The company is making sea buckthorns into herbal tea, functional drinks and dietary supplements. The value of sea buckthorns per metric ton will increase about 10 times after being processed into functional products, Zhang said.

“China has over 90 percent of the world’s sea buckthorns, and 70 percent of the wild sea buckthorns in China are from Shanxi. We hope to fully leverage the regional resources,” Zhang said.

“The local government has rolled out a series of supportive measures, such as improved infrastructure, implemented tax cuts, and gave us 1 million yuan in research subsidies per year for three consecutive years to support our business,” Zhang said.

While making a fortune through Kelan’s sea buckthorn resources, Shanxi Songjiagou Functional Foods is also contributing to poverty alleviation. It offered help to over 717 local families, the company said.

Sea buckthorn businesses are just one part of Kelan’s concerted efforts in poverty alleviation.

The county has been promoting businesses in six traditional industries including planting potatoes, herding goats and sheep, and developing new businesses like photovoltaic, Chinese traditional medicine herbs, and tourism to help boost employment and reduce poverty.

In 2019, the annual disposable income for people who used to live in poverty hit 11,042 yuan per person, much higher compared with the 2,989 yuan in 2014.

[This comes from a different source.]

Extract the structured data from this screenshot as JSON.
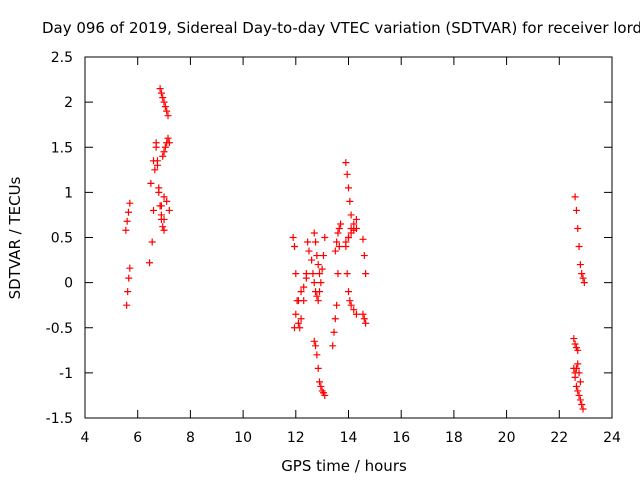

Zhou Minliang, a senior researcher at the Institute of Industrial Economics of the Chinese Academy of Social Sciences, said with the gathering of labor, capital and natural resources in villages, counties and small-sized cities, those places are likely to nurture industries based on their natural resources.

Zhou said an industry boom helps attract downstream industries and thus forms a relatively complete industry cluster, which is important in boosting the local economy. But companies still need to build brands and develop value-added services to move up the global value chain.